First up is not too awful, just a little bit
The Los Angeles Municipal Art Gallery presents Offal, a group exhibition conceived from the subject of offal (ˈôfəl,ˈäfəl) or the culture of consuming innards.
WOW.
“Of all cultural taboos, those related to food are the most difficult to dispel. Food represents deeply rooted sets of ideas and beliefs — particularly with respect to self-identity and community. Offal is no different. In some cultures, offal is stigmatized for its socioeconomic and racial implications, while others treat and eat offal as an everyday means of survival or a delicacy. In keeping with this anatomy of offal, the exhibition seeks to expand the traditional parameters of cultural identity: raw, refigured and, in some cases, delightfully grotesque.” —OFFAL
I will be showing “Throes of the Body“, sculptural Artists’ Book, 13 x 27 x 10.25”, mixed media, 2018
Side view, open/outside-inside
Front view, open/inside
Back view, open/outside
Photos: Elon Schoenholz (Beautiful work…)
“The exhibition features a variety of work from forty-three Los Angeles-based contemporary artists who use traditional and unconventional techniques and media in their approach to the five overlapping themes that feed into the exhibition: labor, discard and waste, transcultural idioms, cultural retention and shame, and the abject. Notable works include Jim Shaw’s Dream Object (Digestive tract sculpture), a mixed media sculpture exploring their “inner” unconscious psyche; Victoria Reynolds’s oil paintings and charcoal drawings that give life to disemboweled organs while simultaneously serving as a memento mori of unfamiliar culinary cuts/organs only found in specialty “ethnic” markets; Danial Nord’s Sleeper, a video-driven sculptural fountain in the form of a translucent sculpture molded from his own body that examines the individual and societal consumption and digestion of today’s political rhetoric – on exhibit for the first time in Los Angeles; and a video collaboration between Gazelle Samizay and Labkhand Olfatmanesh that explores émigrés food traditions that can often outlive language through sanctifying ceremonies and family bonds.
At its heart, the exhibition seeks to unpack and celebrate the city of Los Angeles’ relationship to diversity and food in all of its forms — ultimately speaking to the offal in all of us.

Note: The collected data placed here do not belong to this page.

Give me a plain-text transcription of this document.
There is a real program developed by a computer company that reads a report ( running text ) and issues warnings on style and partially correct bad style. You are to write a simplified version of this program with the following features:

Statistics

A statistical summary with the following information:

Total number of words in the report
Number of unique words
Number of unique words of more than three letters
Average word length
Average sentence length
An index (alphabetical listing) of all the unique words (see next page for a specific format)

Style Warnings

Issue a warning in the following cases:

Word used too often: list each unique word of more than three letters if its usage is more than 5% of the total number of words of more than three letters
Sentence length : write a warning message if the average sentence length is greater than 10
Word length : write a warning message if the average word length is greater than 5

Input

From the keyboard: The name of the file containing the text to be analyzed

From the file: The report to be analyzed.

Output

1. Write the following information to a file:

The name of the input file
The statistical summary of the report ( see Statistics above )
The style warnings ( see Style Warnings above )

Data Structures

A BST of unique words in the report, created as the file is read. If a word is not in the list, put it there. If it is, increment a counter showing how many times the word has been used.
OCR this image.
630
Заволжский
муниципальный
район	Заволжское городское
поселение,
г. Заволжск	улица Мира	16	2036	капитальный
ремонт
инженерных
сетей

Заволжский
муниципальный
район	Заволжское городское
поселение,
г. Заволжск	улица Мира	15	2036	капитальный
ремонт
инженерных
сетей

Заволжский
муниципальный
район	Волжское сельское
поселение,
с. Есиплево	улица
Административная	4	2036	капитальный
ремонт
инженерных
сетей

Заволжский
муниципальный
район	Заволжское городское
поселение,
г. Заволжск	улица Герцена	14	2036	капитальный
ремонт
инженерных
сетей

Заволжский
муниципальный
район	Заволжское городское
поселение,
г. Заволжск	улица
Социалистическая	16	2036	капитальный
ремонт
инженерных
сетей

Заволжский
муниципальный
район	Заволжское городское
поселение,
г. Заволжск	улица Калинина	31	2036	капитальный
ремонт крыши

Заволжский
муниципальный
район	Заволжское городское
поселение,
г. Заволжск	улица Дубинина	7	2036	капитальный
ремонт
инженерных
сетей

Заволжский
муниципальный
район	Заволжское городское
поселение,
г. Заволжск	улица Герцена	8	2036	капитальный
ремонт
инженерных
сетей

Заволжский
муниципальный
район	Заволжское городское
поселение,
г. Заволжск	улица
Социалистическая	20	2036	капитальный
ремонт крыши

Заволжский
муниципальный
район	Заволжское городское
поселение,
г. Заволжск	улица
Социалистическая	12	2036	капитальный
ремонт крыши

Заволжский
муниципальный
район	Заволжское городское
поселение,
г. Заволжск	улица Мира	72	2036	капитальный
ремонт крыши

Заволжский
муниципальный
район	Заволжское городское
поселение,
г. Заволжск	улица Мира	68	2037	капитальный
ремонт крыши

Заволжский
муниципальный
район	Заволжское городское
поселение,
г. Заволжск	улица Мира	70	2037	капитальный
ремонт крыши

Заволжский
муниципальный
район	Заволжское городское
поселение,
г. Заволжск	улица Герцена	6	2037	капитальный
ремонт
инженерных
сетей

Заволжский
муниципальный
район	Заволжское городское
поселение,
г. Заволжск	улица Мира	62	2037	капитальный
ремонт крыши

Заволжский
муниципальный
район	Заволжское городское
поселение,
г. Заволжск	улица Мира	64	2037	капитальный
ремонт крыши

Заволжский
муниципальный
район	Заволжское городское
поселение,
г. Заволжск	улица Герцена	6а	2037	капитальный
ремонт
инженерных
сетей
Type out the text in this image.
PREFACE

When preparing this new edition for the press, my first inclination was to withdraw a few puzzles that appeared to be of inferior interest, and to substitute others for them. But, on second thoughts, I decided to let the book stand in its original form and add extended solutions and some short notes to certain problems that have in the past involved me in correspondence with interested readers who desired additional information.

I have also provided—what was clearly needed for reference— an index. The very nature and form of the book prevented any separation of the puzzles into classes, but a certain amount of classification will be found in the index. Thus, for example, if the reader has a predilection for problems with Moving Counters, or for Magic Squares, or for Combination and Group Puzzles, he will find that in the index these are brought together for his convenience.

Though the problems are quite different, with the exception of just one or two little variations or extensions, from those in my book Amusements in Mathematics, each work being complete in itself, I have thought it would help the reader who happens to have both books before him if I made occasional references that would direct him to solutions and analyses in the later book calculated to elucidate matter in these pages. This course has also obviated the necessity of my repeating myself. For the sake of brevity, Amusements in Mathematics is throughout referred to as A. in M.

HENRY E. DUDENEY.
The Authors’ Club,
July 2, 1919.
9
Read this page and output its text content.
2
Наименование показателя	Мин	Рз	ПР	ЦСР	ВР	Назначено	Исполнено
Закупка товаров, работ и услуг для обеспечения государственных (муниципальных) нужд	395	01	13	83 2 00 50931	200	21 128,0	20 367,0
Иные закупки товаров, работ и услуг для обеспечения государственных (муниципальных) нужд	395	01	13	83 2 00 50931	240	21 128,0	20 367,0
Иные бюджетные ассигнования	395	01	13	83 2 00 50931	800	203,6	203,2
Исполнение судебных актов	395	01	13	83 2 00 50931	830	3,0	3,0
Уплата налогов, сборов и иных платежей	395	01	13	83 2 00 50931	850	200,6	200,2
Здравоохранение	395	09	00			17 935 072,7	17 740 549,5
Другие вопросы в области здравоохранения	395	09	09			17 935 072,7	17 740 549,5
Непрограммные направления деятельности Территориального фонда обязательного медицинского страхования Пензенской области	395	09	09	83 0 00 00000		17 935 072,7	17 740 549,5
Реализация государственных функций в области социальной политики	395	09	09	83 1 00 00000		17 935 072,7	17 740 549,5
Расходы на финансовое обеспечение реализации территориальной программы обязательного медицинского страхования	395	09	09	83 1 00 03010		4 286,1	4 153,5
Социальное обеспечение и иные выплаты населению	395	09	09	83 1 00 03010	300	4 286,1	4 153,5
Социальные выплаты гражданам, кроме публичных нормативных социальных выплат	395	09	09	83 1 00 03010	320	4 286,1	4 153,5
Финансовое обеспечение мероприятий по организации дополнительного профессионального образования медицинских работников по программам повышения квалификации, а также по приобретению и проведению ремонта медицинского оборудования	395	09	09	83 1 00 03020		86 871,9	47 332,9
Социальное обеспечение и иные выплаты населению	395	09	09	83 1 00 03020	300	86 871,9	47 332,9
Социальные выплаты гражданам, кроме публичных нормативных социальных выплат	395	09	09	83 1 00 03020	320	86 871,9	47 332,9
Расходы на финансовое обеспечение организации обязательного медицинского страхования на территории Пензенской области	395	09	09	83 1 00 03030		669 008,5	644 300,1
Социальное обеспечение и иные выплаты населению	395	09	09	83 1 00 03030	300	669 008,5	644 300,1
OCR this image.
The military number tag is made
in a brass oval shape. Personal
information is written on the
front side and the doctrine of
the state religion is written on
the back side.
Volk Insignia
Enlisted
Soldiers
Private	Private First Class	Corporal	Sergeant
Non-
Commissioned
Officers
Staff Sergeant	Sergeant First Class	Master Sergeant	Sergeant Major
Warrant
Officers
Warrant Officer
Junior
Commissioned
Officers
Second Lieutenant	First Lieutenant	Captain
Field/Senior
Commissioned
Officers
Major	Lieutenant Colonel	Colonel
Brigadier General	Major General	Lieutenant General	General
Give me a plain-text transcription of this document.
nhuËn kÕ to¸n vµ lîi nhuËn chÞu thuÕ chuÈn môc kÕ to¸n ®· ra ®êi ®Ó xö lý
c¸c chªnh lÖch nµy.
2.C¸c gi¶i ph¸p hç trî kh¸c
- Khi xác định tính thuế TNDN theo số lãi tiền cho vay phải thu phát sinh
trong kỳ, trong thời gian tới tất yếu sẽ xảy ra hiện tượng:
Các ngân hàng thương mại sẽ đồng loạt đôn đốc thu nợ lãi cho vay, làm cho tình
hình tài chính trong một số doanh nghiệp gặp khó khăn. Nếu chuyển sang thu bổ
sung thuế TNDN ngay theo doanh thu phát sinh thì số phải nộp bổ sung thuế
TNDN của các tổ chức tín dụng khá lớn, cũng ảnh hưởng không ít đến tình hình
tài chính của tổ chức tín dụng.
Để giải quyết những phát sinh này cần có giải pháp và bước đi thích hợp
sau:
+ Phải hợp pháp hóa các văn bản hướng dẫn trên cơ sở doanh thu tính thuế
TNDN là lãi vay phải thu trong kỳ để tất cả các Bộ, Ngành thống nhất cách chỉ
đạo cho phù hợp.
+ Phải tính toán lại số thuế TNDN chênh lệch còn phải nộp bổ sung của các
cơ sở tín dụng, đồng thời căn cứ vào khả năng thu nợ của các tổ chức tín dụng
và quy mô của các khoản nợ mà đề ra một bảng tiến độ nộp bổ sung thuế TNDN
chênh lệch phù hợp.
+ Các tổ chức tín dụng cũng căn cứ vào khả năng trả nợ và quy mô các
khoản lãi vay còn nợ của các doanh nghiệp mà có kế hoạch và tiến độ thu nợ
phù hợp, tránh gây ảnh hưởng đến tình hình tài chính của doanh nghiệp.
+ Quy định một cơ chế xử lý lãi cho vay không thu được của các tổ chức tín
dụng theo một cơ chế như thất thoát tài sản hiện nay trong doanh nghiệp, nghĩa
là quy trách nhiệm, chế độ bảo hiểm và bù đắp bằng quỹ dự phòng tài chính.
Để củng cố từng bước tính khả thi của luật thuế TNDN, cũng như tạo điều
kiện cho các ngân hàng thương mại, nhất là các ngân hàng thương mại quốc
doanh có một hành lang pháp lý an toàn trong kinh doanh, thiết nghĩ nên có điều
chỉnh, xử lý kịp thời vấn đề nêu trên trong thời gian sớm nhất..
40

Artists participating in Offal were selected from an open call for entries by a jury comprised of Ron Finley, proponent of urban gardening and South LA community leader; Julio César Morales, artist, educator, and curator; and Genevieve Erin O’Brien, artist, culinary adventurer and community organizer.
The selected artists include Panteha Abareshi, Edmund Arevalo, Phoebe Barnum, Andrea Bogdan, Johanna Breiding, SoYun Cho, Heisue Chung-Matheu, Ciriza, Debra Disman, Alexandre Dorriz, gloria galvez, Natalia Garcia Clark, Matt Hollis, Sara Hunsucker, Grace Hwang, Sarah Julig, Shannon Keller, Sydney Mills, Leo Mondor, Flavia Monteiro, Albert Natian, Alex Nazari, Jim Newberry, Dakota Noot, Avital Oehler, Labkhand Olfatmanesh, Abel Olivieri, Elisa Ortega Montilla, Carolie Parker, Antonia Price, Colin Roberts, Larisa Safaryan, Gazelle Samizay, Stephanie Sherwood, Emilia Ukkonen and Reed van Brunschot.
In addition, a selection of artists were invited to participate in the exhibition, including Bonnie Huang, Robert Karimi, Mark Mulroney, Danial Nord, Victoria Reynolds, Jim Shaw, Jeannine Shinoda and Jeffrey Vallance.” — OFFAL
It will be just “offally” fascinating, to see what everyone has done…can’t wait for this one!
Is not our work really, truly finished until it has been seen?